MicroRNA-29c enhances the sensitivities of human nasopharyngeal carcinoma to cisplatin-based chemotherapy and radiotherapy

This study was aimed to investigate the potential role of microRNA-29c (miR-29c) in regulating the sensitivities of nasopharyngeal carcinoma (NPC) to ionizing radiation (IR) and cisplatin. Low expression of miR-29c was positively associated with therapeutic resistance in 159 NPC cases. Our further in vitro and in vivo studies illustrated ectopic restoration of miR-29c substantially enhanced the sensitivity of NPC cells to IR and cisplatin treatment by promoting apoptosis. Furthermore, we detected miR-29c repressed expression of anti-apoptotic factors, Mcl-1 and Bcl-2 in NPC tissues and cell lines. These data indicate miR-29c might serve as a potential therapeutic sensitizer in NPC treatment.

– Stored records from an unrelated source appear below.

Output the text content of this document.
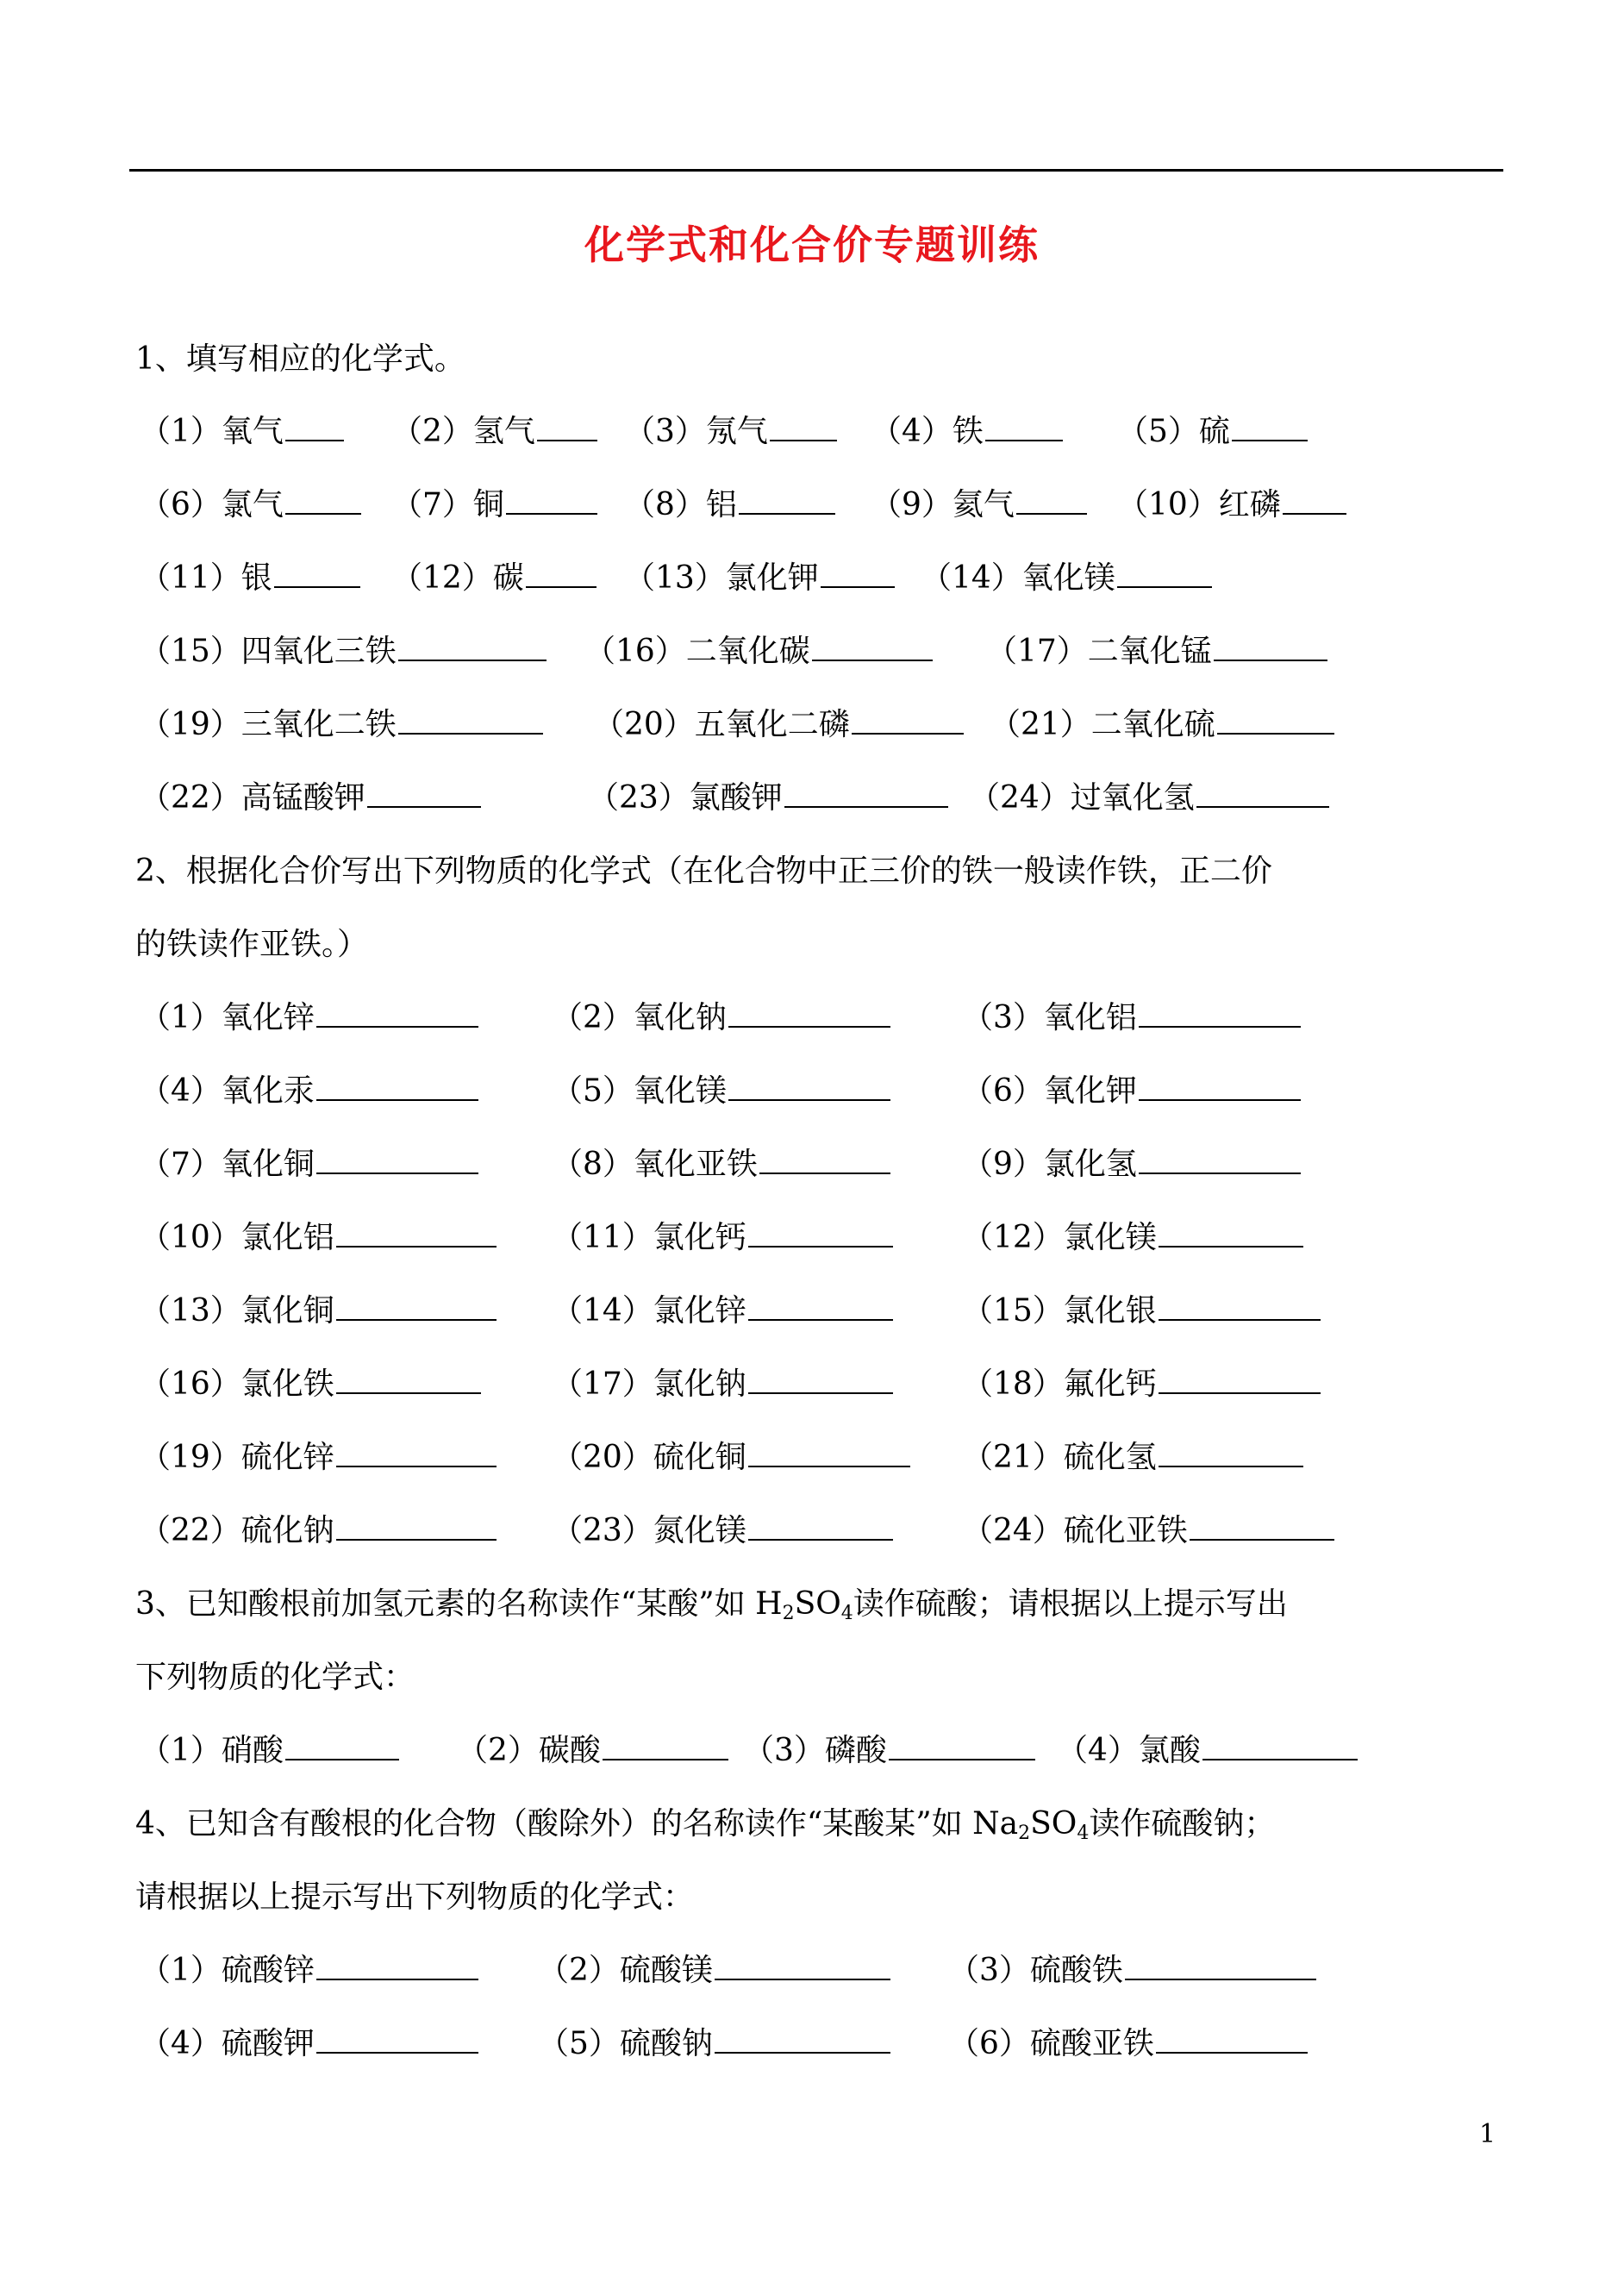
化学式和化合价专题训练
1、填写相应的化学式。
（1）氧气	（2）氢气	（3）氖气	（4）铁	（5）硫
（6）氯气	（7）铜	（8）铝	（9）氦气	（10）红磷
（11）银	（12）碳	（13）氯化钾	（14）氧化镁
（15）四氧化三铁	（16）二氧化碳	（17）二氧化锰
（19）三氧化二铁	（20）五氧化二磷	（21）二氧化硫
（22）高锰酸钾	（23）氯酸钾	（24）过氧化氢
2、根据化合价写出下列物质的化学式（在化合物中正三价的铁一般读作铁，正二价
的铁读作亚铁。）
（1）氧化锌	（2）氧化钠	（3）氧化铝
（4）氧化汞	（5）氧化镁	（6）氧化钾
（7）氧化铜	（8）氧化亚铁	（9）氯化氢
（10）氯化铝	（11）氯化钙	（12）氯化镁
（13）氯化铜	（14）氯化锌	（15）氯化银
（16）氯化铁	（17）氯化钠	（18）氟化钙
（19）硫化锌	（20）硫化铜	（21）硫化氢
（22）硫化钠	（23）氮化镁	（24）硫化亚铁
3、已知酸根前加氢元素的名称读作“某酸”如 $H_2SO_4$读作硫酸；请根据以上提示写出
下列物质的化学式：
（1）硝酸	（2）碳酸	（3）磷酸	（4）氯酸
4、已知含有酸根的化合物（酸除外）的名称读作“某酸某”如 $Na_2SO_4$读作硫酸钠；
请根据以上提示写出下列物质的化学式：
（1）硫酸锌	（2）硫酸镁	（3）硫酸铁
（4）硫酸钾	（5）硫酸钠	（6）硫酸亚铁
1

► MiR-29c downregulation in tumor is closely associated with a poor therapeutic response in NPC patients.
► MiR-29c overexpression could sensitize NPC cells to either radiation or cisplatin by promoting cell apoptosis.
► The expression level of miR-29c is inversely correlated with 2 anti-apoptotic targets Bcl-2 and Mcl-1 in NPC tissues.